Last week, I happened to come across a very informative and burning topic in the Times of India newspaper. I generally do not read newspaper because it has no other informative news but only about murder, robbery, corruption, fiasco of Indian team in Australia etc. I would rather read something which tells me something new. It is all the same from so many years now!
So, coming back to the article, it dealt about the current scenario of bringing up kids and how it is getting difficult for the parents to spend quality time with their kids. To give them the best in this competitive world, both parents have to work and be out of the house for more than 9 hours and then the kid is left in the crèche or with the house-maid or with grandparents. And then there are new problems keeping them with these people also. Children get more attached to the house maid than the parents and they see parents as earning machines only to fulfill the children’s desires. That was quite alarming to read.
I am currently in a phase where I see myself become a parent in some months and then I have to think about how should I spend time with my kid? First 6 months are definitively dedicated to my baby. We both have to get adjusted to each other. But then later, how should it be? Should I take up a 9-6 job, away from home and keep him/her in a crèche or pick up some freelancing work at home and also be an active member in his/her upbringing? This is going to be a different phase of my life and yet exciting. Bringing up a child with the right balance is very difficult today. I grew up with my grandparents, but with the right amount of discipline and balance. I was applauded for doing my home-work and studies with concentration and was also reprimanded when I did a mistake. My father spanked me for not being obedient, only sometimes though. But today, spanking has taken a back-seat and the relationship between parents and their wards is getting more dynamic.
I cannot expect my parents or in-laws to leave their home town and come to Bangalore for the sake of looking after my child when I go out to earn. It is not right on my part, I feel. They have their own lives there, their friends circle there. They have been staying there all their lives. Now uprooting them from that place and asking them to re-settle here, in a new city, without friends around is not advisable. If someone asks me to settle down in Mumbai now, I would think twice. So, if I think of it, it would be extremely difficult for them to settle here, leaving their home-town. They would not say no, out of love for me and my kid, but then it would be my selfishness to call them here for good! One of my friends once told me that one should think of giving birth to a child once when we have a strong support of in-laws and parents to take care of our child. I was speechless. Should we bring children to this world for our own happiness or for our parents and in-laws so that they can take care of the kids and we go out? Isn’t our child our responsibility? We can always ask for help from the elders, but engaging them full time for our kid?? No ways!
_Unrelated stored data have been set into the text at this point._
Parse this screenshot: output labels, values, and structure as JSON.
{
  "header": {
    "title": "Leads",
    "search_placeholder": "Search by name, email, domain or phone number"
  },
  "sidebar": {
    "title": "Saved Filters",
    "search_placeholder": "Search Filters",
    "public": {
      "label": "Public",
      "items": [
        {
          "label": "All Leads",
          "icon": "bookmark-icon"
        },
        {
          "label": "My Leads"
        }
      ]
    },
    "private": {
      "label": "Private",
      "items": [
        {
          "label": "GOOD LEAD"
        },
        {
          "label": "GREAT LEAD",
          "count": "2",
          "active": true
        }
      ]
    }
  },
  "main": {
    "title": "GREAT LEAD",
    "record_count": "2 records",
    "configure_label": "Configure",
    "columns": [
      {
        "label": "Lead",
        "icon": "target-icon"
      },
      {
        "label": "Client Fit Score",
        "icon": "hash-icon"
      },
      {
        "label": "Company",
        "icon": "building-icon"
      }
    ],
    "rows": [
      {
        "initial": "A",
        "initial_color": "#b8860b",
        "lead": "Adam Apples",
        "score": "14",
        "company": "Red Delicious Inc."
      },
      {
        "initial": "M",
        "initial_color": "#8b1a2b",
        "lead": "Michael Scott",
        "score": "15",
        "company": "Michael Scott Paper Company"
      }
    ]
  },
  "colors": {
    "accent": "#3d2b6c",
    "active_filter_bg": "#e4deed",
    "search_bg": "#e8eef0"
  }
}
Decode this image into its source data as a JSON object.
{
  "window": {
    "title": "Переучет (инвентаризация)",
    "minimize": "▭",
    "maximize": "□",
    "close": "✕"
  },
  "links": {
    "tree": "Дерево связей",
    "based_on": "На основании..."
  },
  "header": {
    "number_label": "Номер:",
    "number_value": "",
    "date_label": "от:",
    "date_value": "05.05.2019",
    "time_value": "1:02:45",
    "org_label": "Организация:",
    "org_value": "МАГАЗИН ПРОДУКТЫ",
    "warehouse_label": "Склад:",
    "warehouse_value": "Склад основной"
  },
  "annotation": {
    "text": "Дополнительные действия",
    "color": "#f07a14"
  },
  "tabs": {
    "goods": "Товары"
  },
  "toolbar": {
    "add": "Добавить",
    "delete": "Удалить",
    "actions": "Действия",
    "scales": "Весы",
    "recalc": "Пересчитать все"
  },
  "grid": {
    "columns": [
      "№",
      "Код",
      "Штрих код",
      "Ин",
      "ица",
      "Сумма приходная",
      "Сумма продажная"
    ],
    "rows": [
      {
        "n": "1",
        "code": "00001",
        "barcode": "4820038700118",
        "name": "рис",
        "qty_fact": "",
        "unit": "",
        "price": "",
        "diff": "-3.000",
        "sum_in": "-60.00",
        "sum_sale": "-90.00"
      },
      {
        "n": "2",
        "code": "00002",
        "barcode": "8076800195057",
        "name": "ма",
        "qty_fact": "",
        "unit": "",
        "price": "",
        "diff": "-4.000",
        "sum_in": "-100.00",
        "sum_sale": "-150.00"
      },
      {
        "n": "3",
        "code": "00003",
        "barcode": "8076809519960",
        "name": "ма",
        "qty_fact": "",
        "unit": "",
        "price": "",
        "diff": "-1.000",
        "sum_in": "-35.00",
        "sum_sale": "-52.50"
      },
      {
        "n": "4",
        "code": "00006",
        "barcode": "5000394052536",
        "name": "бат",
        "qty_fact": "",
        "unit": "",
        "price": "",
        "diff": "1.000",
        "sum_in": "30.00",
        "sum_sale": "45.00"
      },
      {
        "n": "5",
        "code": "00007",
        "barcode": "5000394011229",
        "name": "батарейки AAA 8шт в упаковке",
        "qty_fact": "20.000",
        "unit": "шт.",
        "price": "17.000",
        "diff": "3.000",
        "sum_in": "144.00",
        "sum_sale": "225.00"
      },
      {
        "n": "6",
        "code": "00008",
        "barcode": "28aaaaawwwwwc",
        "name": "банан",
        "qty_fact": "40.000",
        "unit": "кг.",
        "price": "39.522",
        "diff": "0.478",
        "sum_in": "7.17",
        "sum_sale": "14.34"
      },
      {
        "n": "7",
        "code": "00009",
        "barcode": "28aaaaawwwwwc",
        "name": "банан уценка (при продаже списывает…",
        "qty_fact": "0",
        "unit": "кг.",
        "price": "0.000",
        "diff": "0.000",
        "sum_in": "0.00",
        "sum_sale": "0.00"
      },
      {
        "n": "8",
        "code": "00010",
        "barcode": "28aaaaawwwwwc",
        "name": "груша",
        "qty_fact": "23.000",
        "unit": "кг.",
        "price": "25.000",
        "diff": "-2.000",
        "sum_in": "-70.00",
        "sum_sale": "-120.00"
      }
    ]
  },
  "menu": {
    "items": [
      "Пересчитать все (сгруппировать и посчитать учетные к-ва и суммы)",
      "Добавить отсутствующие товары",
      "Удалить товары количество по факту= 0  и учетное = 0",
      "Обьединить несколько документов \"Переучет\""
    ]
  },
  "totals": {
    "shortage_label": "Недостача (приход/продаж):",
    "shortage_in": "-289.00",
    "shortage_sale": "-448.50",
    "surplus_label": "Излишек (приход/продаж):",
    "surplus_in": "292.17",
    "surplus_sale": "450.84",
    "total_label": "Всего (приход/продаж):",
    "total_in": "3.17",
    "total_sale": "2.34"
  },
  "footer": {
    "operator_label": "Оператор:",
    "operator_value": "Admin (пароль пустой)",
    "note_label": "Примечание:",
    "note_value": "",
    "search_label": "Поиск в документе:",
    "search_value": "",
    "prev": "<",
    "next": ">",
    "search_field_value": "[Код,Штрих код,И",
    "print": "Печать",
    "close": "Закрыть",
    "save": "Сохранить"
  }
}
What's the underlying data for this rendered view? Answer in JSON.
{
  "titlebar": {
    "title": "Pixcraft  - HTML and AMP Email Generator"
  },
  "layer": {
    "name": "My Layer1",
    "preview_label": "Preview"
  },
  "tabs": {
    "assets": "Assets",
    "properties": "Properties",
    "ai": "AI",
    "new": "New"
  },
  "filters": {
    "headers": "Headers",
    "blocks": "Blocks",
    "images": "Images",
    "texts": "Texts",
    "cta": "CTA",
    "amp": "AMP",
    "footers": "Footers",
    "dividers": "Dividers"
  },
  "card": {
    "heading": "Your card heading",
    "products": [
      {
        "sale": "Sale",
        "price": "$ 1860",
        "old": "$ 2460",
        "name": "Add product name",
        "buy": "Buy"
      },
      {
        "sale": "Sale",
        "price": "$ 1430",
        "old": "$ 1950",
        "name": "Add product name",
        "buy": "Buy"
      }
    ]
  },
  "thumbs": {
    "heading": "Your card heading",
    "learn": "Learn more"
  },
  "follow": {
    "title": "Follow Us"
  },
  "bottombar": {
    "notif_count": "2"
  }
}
The next choice for me would be to keep my child in a crèche. This doesn’t sound very promising to me, right now. I think that the kid needs his parents for at least 5 yrs to become independent and mingle with the outside world. I do not mind sending my kid to a playschool for 3-4 hrs, but definitely not the whole day! I also know it is equally important to earn money to be able to give the best to your kid, but then somehow the thought of earning money and going out for job at the cost of my kid’s wonder years is not appealing to me right now. I am obviously not keen on “wasting” my talent and education in sitting at home entirely. Once the baby grows, starts going to school, I would like to get back to my favorite job, which is teaching and also look out for freelancing options in the translation industry. Getting back to a 9-6 job right now looks a distant dream for me. I am lucky enough to get jobs at home, but not all working moms are lucky. I have seen women in my company struggling with their kids. One friend of mine has kept her son with her parents, who stay in another town and she sees him only on weekends. The kid misses his parents enormously and this friend waits the whole week to see her child, but then there is no other option available right now. She plans to quit soon to be with her boy, but I am afraid by that time, the kid would have already become cold and distant towards her.
2 of my close friends have given up their good jobs for the sake of starting a family. One of my elder sisters, who has done a MBA, is still at home, looking after her son and husband. She plans to start working soon, but then is not getting the right impetus. My aunt, who is highly intelligent, has chosen to be at home to look after her two growing kids in the US. In case of my aunt and sisters, their husbands are really earning well and it is fine, if they are not working right now. From my perspective, it is a good decision that they have put their family first, but if you ask a careerist woman, she would laugh and scorn at them. Managing both ends appears easy for such women from outside when they try to shuffle between their jobs and home. But then I really doubt if they are able to give justice to their personal lives when they are in a high position and are in stressful situations most of the time. Kids are left on their own, parents have no clue of what is going on in their lives and thus they get farther away from each other.
My parents and husband would ridicule for me for giving up my high paying job to look after the baby, but then that is the way I want it to be. I want to be very much there when my kid starts taking the first step, utters the first syllable in his life, calls me “aai”, attempts to run and then fall and get up again, starts to read and sing!! I want to be the first witness of all the important developments in his life for the first formative years. Work and money can always come later in life, but not these years!
Given a choice, what would a mother in you like to do?
What would you choose? Career, money or the kid? And why?